Being a woman in our society is very difficult. They are diminished everywhere, seen as weak and fragile, objectified, earn less than their male counterparts at work, and suffer psychic and even physical aggression. Walking down the street can be even dangerous if you are female. In “Livre,” director Jean-Marc Vallée takes the viewer to see life through a woman’s eyes for 115 minutes, and the experience is impressive and sometimes terrifying. A visit to www.loomee-tv.de will be essential here.
Behind the Story
Based on an autobiographical book, the film tells the story of Cheryl Strayed (Reese Witherspoon), who decides to take an 1100-mile trail that, stretches from the US-Mexico border to the Canadian border and runs parallel to the Pacific Ocean. Along the way, she faces difficulties and recalls past wounds.
It soon becomes clear that Cheryl’s trip has two goals: a temporary escape from the world and a search for her. Over time, director and screenwriter Nick Hornby author of the book that inspired the great High Fidelity to make it clear that walking the trail also becomes a kind of personal ordeal for the character of Witherspoon.
Most interesting of the journey, however, is the way Vallée leads the viewer to identify with Cheryl. The audience is also taken on a journey through the memories and thoughts of the character. Thus, when she hears a familiar song, images of her memory of the situation in which she heard the song soon emerge. This can also be seen in a scene in which the protagonist finding a whistle recalls a past sexual moment. These flashbacks are very well sewn into the narrative by the great montage of Martin Pensa and Vallée himself who uses the pseudonym John Mac McMurphy in this role.

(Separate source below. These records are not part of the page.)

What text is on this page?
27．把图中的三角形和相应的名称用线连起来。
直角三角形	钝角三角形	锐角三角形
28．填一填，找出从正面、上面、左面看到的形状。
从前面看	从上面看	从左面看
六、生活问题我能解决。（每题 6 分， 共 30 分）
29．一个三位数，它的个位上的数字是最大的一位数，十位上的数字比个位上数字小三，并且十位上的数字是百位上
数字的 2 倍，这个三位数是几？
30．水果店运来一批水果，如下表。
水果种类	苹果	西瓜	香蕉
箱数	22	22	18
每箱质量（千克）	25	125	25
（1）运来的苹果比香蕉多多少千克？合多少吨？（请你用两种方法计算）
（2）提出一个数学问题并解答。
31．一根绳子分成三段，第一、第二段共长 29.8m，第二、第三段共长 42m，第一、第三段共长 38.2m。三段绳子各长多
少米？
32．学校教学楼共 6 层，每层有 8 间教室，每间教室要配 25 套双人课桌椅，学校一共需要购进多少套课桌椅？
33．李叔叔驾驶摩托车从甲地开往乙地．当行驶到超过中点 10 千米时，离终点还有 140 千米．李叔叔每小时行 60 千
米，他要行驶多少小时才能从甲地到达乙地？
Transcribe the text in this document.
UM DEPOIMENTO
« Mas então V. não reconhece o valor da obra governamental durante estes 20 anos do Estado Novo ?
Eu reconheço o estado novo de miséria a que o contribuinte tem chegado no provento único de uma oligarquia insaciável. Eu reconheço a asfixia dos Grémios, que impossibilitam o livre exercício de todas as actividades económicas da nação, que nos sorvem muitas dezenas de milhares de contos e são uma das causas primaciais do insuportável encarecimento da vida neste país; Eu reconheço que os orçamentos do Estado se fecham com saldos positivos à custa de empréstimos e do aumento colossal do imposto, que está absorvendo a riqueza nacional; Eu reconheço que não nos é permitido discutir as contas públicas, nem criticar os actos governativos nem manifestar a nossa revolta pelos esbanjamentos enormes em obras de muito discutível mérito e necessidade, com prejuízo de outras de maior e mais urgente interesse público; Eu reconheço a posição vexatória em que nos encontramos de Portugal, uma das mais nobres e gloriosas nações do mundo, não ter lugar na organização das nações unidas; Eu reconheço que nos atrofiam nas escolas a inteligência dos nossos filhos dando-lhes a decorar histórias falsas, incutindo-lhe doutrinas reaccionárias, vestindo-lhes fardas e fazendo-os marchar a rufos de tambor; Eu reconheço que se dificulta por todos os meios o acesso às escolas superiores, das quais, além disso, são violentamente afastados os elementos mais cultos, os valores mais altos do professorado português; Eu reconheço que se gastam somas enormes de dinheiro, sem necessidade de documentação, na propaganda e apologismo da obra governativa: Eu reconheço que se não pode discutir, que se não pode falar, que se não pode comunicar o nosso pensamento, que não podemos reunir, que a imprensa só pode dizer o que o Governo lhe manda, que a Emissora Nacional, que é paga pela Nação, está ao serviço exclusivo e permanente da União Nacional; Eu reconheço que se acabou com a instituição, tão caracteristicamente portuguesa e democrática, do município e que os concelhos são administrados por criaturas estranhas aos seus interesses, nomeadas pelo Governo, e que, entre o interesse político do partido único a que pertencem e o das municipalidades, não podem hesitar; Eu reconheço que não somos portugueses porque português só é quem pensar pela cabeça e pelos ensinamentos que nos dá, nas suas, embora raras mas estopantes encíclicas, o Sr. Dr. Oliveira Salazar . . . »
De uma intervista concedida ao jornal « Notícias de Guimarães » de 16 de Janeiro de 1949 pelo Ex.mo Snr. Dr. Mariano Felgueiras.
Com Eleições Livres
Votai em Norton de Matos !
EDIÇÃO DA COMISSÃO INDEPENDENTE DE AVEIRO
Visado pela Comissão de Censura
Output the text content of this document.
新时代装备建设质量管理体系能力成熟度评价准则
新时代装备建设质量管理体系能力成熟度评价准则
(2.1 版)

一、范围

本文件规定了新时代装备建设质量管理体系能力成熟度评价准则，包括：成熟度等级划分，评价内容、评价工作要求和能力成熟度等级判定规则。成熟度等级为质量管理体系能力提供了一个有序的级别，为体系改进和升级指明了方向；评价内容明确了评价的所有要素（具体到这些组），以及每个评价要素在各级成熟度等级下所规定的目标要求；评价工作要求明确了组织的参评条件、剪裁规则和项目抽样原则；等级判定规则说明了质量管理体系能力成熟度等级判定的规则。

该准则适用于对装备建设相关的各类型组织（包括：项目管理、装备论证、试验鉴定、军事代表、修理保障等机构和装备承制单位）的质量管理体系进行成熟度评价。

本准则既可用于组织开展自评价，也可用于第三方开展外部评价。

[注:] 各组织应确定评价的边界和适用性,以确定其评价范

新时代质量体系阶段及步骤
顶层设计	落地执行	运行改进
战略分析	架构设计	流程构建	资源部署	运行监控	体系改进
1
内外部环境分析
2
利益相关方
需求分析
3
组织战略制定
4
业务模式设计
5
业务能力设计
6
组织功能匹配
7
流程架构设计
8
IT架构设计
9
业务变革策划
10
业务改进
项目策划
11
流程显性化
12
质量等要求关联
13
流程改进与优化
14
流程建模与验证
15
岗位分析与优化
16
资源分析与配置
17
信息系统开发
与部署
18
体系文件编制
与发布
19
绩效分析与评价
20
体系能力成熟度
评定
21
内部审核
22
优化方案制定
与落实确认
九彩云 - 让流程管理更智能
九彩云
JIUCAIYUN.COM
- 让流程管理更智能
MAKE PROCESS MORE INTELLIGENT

The director and screenwriter also comment on the sexism of society through virtually every male figure seen during the projection. In “Free,” men emerge as real potential threats that can rape or hurt Cheryl at any time. Even those who are not threatening make misogynistic comments. An example of this is the young people the character encounters at one point and who think she has an advantage over them by being a woman. Even the protagonist’s ex-husband (lived by Thomas Sadoski), who appears to be a good person, emerges as a figure who has the ability to hurt her due to their time together and past trauma. The only man who treats Whiterspoon’s character well is a little boy she meets in the woods, and he is proof that misogyny is a social construct and not something natural to a human being.
Hornby’s script also excels in building symbols. One of those representations that recur during the projection is the eyes of Cheryl’s mother, lived by Laura Dern, who, thanks to their injured form, become synonymous with something bad.
Major responsible for the success of “Livre” is Reese Witherspoon who delivers in this feature one of the best performances of his career. The actress proves to be a perfect choice for Cheryl’s living thanks to her fragile appearance, which the director explores well in scenes such as where she tries to carry the weight of her own backpack for the first time. But Witherspoon proves the strength and complexity of his character. The actress convinces as a teenager in her younger scenes something rare both for her looks and for her cruel behavior typical of this stage of life.